O ambiente de mercado em fevereiro favoreceu quem estava posicionado em ativos reais – e a Verde Asset soube aproveitar. Com o fluxo estrangeiro continuando a pressionar o Ibovespa para cima e o real valorizando 2,6% no mês, a gestora aumentou sua alocação em ações e colheu retornos expressivos com Copel (CPLE6) e Axia (AXIA3), seus principais destaques positivos do período.
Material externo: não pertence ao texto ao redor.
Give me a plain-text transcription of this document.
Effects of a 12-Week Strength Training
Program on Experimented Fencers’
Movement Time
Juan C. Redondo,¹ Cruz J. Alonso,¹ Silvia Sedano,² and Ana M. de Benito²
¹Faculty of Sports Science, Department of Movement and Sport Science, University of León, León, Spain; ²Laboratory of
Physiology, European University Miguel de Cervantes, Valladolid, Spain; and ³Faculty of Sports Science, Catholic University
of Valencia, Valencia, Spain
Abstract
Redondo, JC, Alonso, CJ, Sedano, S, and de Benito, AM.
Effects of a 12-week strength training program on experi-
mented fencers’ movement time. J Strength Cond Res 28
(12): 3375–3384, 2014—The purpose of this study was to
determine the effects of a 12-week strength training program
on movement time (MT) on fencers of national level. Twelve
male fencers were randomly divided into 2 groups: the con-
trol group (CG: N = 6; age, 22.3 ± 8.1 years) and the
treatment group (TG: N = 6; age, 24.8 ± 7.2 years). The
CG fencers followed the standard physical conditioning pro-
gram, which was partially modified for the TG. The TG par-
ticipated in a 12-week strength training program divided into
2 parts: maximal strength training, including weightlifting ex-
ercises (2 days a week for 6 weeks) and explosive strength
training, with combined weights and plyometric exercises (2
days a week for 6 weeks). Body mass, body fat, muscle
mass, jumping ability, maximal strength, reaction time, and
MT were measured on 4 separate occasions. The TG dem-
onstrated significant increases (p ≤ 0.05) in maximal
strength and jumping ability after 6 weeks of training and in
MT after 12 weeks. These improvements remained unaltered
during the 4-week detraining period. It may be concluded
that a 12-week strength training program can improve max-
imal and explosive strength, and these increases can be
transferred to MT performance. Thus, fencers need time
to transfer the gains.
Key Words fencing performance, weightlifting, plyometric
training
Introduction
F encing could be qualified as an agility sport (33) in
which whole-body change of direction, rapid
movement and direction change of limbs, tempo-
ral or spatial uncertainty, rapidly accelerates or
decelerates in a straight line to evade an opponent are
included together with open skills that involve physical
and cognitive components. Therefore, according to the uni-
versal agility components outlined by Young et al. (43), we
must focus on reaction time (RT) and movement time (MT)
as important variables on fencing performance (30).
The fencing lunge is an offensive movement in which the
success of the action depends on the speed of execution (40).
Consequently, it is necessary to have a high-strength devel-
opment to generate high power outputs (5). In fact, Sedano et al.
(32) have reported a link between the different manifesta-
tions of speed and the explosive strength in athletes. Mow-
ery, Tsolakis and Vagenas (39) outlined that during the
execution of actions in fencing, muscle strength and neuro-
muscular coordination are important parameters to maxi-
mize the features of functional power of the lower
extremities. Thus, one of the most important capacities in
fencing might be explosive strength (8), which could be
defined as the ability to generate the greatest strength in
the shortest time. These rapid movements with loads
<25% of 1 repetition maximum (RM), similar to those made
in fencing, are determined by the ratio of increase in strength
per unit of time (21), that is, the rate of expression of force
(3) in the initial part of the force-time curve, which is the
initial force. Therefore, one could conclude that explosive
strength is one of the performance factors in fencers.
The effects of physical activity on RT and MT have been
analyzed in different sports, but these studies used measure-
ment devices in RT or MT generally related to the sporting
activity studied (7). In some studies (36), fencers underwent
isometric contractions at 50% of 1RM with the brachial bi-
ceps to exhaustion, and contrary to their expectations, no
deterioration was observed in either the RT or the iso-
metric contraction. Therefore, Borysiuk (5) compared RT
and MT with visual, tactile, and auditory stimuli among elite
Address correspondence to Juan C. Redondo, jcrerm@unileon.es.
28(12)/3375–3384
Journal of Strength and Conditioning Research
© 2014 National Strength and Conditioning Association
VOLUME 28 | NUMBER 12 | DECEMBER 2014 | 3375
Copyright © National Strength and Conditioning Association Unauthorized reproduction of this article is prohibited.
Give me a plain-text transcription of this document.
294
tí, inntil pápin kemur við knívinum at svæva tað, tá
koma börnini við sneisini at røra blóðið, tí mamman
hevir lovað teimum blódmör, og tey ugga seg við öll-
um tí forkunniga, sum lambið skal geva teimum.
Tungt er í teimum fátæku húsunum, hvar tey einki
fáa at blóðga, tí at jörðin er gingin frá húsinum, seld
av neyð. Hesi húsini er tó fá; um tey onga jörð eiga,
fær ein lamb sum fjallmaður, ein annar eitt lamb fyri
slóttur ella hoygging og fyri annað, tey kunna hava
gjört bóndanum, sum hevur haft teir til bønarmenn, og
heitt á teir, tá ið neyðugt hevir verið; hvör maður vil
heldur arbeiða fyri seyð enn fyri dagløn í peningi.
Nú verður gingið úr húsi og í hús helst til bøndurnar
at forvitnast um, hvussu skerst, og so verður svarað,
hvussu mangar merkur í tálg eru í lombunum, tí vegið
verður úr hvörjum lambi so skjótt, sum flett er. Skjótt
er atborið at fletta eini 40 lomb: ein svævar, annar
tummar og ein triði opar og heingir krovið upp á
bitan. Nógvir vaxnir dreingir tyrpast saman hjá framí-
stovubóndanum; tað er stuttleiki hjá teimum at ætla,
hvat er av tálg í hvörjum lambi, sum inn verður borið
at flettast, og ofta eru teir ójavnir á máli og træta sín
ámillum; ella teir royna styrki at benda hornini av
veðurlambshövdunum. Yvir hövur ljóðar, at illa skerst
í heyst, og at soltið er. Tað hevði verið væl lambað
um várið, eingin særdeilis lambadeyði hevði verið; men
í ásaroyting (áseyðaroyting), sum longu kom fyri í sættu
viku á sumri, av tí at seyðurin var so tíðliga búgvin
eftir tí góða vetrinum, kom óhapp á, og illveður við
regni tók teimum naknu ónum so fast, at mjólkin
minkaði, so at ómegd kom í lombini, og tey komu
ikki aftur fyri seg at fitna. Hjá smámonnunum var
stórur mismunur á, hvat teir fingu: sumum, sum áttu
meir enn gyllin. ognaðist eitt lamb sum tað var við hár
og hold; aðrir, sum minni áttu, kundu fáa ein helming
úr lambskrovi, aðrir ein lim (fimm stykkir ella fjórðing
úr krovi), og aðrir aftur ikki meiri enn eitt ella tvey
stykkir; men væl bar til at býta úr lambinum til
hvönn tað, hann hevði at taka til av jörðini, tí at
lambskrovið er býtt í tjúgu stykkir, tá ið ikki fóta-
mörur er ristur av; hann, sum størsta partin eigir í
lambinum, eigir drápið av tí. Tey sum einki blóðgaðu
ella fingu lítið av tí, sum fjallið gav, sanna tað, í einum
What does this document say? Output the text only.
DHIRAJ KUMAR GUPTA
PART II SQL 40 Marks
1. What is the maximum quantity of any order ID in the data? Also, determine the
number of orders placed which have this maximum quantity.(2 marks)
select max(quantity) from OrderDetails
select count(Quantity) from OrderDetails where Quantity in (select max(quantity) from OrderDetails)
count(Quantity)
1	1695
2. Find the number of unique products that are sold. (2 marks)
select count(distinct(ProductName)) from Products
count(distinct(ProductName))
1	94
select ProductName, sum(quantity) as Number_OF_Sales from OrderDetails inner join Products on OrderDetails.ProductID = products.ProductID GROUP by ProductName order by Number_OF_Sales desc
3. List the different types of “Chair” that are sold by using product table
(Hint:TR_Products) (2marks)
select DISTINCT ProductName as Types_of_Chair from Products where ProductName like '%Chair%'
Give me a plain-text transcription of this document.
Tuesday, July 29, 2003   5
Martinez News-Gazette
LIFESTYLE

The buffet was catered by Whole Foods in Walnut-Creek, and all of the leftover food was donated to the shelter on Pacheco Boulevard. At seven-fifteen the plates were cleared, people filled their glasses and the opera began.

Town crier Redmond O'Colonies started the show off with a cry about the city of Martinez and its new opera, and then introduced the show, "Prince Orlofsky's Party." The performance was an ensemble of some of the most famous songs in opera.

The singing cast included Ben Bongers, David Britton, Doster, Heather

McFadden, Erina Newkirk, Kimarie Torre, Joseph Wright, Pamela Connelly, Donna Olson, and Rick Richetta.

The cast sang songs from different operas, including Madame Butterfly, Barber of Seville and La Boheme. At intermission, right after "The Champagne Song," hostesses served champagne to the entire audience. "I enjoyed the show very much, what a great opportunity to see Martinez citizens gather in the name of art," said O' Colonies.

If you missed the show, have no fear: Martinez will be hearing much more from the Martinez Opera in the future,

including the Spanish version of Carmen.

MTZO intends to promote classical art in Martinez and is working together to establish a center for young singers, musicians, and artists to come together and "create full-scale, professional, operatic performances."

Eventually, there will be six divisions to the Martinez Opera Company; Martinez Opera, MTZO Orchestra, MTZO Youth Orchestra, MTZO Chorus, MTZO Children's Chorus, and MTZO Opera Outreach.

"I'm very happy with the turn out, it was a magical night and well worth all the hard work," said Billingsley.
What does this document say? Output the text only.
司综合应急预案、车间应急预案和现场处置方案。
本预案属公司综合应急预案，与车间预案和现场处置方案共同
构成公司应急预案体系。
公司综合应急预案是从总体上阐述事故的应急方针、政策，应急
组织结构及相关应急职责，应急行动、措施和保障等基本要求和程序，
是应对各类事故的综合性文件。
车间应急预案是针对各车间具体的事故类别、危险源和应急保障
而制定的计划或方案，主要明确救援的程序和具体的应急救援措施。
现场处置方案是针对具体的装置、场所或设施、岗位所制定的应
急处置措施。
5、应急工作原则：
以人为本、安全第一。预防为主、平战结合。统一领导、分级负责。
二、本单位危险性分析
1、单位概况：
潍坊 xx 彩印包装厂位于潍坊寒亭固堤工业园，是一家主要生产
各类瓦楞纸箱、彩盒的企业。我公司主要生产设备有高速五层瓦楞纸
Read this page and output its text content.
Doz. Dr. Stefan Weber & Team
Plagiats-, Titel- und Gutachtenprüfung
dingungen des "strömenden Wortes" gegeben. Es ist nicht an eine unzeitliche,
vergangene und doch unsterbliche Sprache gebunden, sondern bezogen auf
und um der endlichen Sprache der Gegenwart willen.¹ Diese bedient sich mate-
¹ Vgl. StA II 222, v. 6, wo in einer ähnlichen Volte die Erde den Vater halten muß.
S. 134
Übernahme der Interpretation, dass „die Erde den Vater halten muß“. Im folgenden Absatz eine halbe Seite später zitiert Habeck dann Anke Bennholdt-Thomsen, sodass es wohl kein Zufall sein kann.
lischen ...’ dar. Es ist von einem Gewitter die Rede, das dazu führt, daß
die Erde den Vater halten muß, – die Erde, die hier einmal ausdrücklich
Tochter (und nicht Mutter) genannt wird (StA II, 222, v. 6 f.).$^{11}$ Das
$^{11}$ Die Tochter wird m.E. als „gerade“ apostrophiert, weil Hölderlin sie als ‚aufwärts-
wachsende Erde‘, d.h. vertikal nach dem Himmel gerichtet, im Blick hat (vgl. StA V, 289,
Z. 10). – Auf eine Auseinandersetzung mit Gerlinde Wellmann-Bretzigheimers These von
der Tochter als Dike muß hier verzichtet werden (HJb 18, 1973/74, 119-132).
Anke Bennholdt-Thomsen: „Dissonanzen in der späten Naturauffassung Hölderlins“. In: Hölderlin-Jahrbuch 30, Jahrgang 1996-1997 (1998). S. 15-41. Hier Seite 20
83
Mas o ponto mais relevante do relatório mensal não é o retorno passado – é o alerta sobre o desafio que vem pela frente.
“Acreditamos que acertar o tempo certo de manter o investimento nas large caps que atraem mais fluxo estrangeiro e pior valuation versus trocar por ações menos líquidas com preços mais atraentes será chave para performance nesse ambiente”, afirma a Verde.
Em outras palavras: o fluxo estrangeiro criou oportunidades, mas também distorções – e identificar quando essas distorções chegaram ao limite é o que vai separar os bons resultados dos demais daqui para frente.
O pano de fundo que explica o movimento é a combinação entre o enfraquecimento estrutural do dólar e o avanço da inteligência artificial, que gerou um receio crescente com teses de software no mundo.
O resultado foi uma rotação intensa: saída de empresas de tecnologia e entrada em hard assets — commodities, energia e utilities. O Brasil, com sua bolsa naturalmente concentrada nesses setores, saiu na frente.
“A bolsa de alguns países emergentes, como o Brasil, tem maior concentração nesses ativos, favorecendo a atratividade na alocação de capital”, observa a gestora.
As large caps continuam sendo o veículo preferencial do capital estrangeiro: o Ibovespa subiu 4% em fevereiro, contra 2% do índice de small caps. As maiores posições da Verde seguem nesse universo: Equatorial (EQTL3), Copel (CPLE6), Prio (PRIO3), Energisa (ENGI11) e BTG (BPAC11). Nu (ROXO34) e Smartfit (SMFT3) foram as principais detratoras do período.